Choose high-fiber, slow-release carbs
Carbohydrates have a big impact on your blood sugar levels more so than fats and proteins—so you need to be smart about what types of carbs you eat. Limit refined carbohydrates like white bread, pasta, and rice, as well as soda, candy, packaged meals, and snack foods. Focus on high-fiber complex carbohydrates also known as slow-release carbs. They are digested more slowly, thus preventing your body from producing too much insulin.
Eating a diabetic diet doesn’t mean eliminating sugar altogether, but like most of us, chances are you consume more sugar than is healthy. If you have diabetes, you can still enjoy a small serving of your favorite dessert now and then. The key is moderation.
Take Care About Sweets:
Reduce your cravings for sweets by slowly reduce the sugar in your diet a little at a time to give your taste buds time to adjust.
Hold the bread (or rice or pasta) if you want dessert, Eating sweets at a meal adds extra carbohydrates so cut back on the other carb-heavy foods at the same meal.
Add some healthy fat to your dessert, Fat slows down the digestive process, meaning blood sugar levels don’t spike as quickly. That doesn’t mean you should reach for the donuts, though. Think healthy fats, such as peanut butter, ricotta cheese, yogurt, or nuts.
Eat sweets with a meal, rather than as a stand-alone snack, When eaten on their own, sweets cause your blood sugar to spike. But if you eat them along with other healthy foods as part of your meal, your blood sugar won’t rise as rapidly.
When you eat dessert, truly savor each bite. How many times have you mindlessly eaten your way through a bag of cookies or a huge piece of cake? Can you really say that you enjoyed each bite? Make your indulgence count by eating slowly and paying attention to the flavors and textures. You’ll enjoy it more, plus you’re less likely to overeat.
Tricks for cutting down on sugar
Reduce soft drinks, soda and juice. For each 12 oz. serving of a sugar-sweetened beverage you drink a day, your risk for diabetes increases by about 15 percent. Try sparkling water with a twist of lemon or lime instead. Cut down on creamers and sweeteners you add to tea and coffee.
Don’t replace saturated fat with sugar.
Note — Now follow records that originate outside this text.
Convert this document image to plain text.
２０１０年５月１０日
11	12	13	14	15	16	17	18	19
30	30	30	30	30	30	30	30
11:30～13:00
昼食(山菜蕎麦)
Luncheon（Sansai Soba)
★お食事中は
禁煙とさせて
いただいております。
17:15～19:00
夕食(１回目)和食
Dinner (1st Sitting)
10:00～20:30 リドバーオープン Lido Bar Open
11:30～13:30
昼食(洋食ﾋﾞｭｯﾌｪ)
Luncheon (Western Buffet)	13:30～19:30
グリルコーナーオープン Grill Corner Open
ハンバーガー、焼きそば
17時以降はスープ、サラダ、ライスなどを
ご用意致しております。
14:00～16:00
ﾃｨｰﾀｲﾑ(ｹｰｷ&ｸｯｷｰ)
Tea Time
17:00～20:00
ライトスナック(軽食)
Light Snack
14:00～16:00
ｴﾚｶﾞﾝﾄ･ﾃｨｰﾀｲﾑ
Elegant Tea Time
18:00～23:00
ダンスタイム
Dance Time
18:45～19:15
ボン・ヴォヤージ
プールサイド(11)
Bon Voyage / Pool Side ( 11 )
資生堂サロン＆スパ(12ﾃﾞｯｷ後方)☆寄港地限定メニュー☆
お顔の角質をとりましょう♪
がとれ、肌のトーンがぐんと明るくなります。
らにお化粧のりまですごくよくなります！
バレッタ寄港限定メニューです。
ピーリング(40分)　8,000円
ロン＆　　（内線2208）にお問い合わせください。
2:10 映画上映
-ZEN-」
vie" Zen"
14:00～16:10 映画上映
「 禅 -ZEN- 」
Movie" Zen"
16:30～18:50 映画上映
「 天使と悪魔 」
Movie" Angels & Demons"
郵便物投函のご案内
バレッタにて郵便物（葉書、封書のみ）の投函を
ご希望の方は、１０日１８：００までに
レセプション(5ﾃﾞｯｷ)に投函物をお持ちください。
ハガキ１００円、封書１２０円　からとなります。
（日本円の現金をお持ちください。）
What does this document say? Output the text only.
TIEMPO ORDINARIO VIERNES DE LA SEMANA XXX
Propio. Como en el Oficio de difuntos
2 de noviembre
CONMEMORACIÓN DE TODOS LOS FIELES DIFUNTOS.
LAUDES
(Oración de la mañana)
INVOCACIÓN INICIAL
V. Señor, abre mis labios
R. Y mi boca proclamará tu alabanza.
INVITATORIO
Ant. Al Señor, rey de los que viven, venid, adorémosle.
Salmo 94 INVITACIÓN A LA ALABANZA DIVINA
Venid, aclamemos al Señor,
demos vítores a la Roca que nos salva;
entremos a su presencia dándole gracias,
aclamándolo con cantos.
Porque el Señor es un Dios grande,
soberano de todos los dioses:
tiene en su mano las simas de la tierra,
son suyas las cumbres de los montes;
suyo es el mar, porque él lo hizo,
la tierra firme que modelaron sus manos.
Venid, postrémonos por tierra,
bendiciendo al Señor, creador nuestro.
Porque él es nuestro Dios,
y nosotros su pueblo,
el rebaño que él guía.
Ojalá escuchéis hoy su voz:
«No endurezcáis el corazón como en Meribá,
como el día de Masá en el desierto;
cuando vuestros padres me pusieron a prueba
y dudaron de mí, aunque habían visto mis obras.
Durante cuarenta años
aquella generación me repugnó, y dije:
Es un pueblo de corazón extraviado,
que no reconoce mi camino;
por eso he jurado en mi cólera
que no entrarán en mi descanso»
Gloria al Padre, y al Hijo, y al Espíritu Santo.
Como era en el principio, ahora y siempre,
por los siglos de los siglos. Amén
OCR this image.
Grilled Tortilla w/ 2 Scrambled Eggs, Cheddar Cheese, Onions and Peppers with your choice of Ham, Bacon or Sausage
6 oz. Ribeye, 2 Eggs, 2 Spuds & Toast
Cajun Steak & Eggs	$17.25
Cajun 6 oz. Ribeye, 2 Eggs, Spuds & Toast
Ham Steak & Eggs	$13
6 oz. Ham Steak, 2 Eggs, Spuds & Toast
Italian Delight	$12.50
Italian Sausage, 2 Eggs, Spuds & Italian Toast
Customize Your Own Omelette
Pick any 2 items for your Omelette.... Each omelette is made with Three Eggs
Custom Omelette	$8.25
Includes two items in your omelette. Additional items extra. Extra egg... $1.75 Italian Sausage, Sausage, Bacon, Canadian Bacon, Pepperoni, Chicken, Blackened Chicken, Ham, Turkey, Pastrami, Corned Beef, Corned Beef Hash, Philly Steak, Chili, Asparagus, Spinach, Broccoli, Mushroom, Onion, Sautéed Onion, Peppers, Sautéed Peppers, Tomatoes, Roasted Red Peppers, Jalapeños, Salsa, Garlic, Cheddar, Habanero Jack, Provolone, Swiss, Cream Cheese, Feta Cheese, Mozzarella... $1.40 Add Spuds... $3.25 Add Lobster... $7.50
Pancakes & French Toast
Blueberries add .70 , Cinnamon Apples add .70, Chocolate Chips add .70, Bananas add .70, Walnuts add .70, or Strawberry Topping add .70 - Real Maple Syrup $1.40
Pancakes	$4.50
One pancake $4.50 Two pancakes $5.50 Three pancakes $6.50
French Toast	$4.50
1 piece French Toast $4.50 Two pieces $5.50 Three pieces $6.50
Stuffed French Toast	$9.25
Many of us replace saturated fat such as whole milk dairy with refined carbs, thinking we’re making a healthier choice. Low-fat doesn’t mean healthy when the fat has been replaced by added sugar.
Sweeten foods yourself. Buy unsweetened iced tea, plain yogurt, or unflavored oatmeal, for example, and add sweetener (or fruit) yourself. You’ll likely add far less sugar than the manufacturer.
Check labels and opt for low sugar products and use fresh or frozen ingredients instead of canned goods. Be especially aware of the sugar content of cereals and sugary drinks.
Avoid processed or packaged foods like canned soups, frozen dinners, or low-fat meals that often contain hidden sugar. Prepare more meals at home.
Reduce the amount of sugar in recipes by ¼ to ⅓. You can boost sweetness with mint, cinnamon, nutmeg, or vanilla extract instead of sugar.
Find healthy ways to satisfy your sweet tooth. Instead of ice cream, blend up frozen bananas for a creamy, frozen treat or enjoy a small chunk of dark chocolate, rather than a milk chocolate bar.
Start with half of the dessert you normally eat and replace the other half with fruit.
Choose Good Fats:
Unhealthy fats. The most damaging fats are artificial trans fats, which make vegetable oils less likely to spoil. Avoid commercially-baked goods, packaged snack foods, fried food, and anything with “partially hydrogenated” oil in the ingredients, even if it claims to be trans fat-free.
Healthy fats. The healthiest fats are unsaturated fats, which come from fish and plant sources such as olive oil, nuts, and avocados. Omega-3 fatty acids fight inflammation and support brain and heart health. Good sources include salmon, tuna, and flaxseeds.
Saturated fats. Found mainly in tropical oils, red meat, and dairy, there’s no need to completely eliminate saturated fat from your diet but rather, enjoy in moderation. The American Diabetes Association recommends consuming no more than 10% of your daily calories from saturated fat.